Lettera 64 Preghiera a sua madre

Venerdì 29 maggio 2026

Ciao Francesca, eccomi,

la prima cosa che ho pensato leggendo la tua lettera è che tutto è sempre maledettissimamente complicato, o perlomeno così ci sembra nella nostra insana corsa di tutti i giorni.

Poi, come hai giustamente detto tu, ti fermi, metti in ordine le cose e ti rendi conto di avere esagerato con le preoccupazioni, con i progetti, con le lamentele per quel piccolo contrattempo.

È come se ci fosse nel nostro corpo una sorta di allarme che si attiva ogni volta in cui stiamo davvero esagerando e ci fa tornare nella realtà, la ridimensiona, una sorta di meccanismo di protezione insomma.

Sono contenta del tuo “riallineamento” e voglio proprio parlarti di qualcosa che, almeno per un poco spero, ha sistemato anche un certo tipo di caos dentro di me.

Questa specie di “miracolo” è accaduto proprio stasera e non ho potuto aspettare, dovevo dirtelo.

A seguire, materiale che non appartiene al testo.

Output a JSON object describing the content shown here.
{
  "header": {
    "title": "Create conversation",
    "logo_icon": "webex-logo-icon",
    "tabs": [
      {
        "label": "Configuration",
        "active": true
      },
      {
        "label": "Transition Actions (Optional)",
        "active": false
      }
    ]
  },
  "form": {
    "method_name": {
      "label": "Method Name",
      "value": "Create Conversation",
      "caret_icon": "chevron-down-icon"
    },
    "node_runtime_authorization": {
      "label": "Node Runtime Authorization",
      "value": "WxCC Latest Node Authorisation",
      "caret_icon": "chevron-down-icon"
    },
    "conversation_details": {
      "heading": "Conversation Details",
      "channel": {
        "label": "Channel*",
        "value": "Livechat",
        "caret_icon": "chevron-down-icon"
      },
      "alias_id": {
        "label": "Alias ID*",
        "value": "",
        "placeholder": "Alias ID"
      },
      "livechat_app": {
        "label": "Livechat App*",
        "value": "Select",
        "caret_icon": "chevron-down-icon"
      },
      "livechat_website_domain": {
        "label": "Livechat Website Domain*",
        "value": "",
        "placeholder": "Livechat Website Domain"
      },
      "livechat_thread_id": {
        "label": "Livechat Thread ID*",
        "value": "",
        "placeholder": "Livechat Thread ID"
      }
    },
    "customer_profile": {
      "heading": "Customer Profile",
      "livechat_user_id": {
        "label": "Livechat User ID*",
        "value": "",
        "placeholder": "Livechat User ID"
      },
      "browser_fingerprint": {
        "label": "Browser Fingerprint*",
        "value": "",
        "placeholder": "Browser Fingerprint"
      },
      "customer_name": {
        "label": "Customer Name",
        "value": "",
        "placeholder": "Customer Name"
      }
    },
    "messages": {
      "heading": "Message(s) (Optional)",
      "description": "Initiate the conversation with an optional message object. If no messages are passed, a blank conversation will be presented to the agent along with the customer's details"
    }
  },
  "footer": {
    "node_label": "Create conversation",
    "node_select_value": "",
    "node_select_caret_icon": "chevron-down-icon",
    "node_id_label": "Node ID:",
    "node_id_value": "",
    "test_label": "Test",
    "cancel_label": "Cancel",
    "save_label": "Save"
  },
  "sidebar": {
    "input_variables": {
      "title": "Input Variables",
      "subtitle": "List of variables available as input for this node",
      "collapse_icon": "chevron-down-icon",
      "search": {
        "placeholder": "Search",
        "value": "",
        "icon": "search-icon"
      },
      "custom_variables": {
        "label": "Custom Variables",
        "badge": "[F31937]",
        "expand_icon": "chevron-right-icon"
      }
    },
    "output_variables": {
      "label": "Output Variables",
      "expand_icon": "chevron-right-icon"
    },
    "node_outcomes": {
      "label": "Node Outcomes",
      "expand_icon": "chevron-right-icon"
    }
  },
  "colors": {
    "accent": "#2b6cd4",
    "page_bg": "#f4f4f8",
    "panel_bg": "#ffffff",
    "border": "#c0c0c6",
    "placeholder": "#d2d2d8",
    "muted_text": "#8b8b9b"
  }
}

Sono appena tornata da una serata di poesia.

In generale posso dirti che io non amo molto la poesia, non c’è stato nessun mentore nel mio percorso scolastico capace di farmi appassionare a questo genere letterario e dal canto mio non mi sono mai davvero impegnata a leggere poesie per capire se effettivamente si tratti di “non amore”.

Stasera però nei giardini della Rocca di Bertinoro ho ascoltato Mariangela Gualtieri, una poetessa della nostra zona che scrive versi bellissimi ed ha una voce che passa direttamente dalle orecchie al cuore e ti si incastra proprio lì, facendolo battere fortissimo.

Mi ero appena goduta la luce di un tramonto stupendo e, seduta ad aspettarla, ho deciso di affidarmi a lei, senza curarmi del vento freddo che infastidiva il mio collo, senza pensare alla fatica della mia giornata e al sonno che già sentivo arrivare.

Mi sono donata alla sua voce e ai suoi versi e lei non ha tradito la fiducia che le ho accordato.

Ho seguito le parole, la musica, il tono della voce, seduta di fronte al palco, vicina alle mie “compagne di sogni”, ma non del tutto presente.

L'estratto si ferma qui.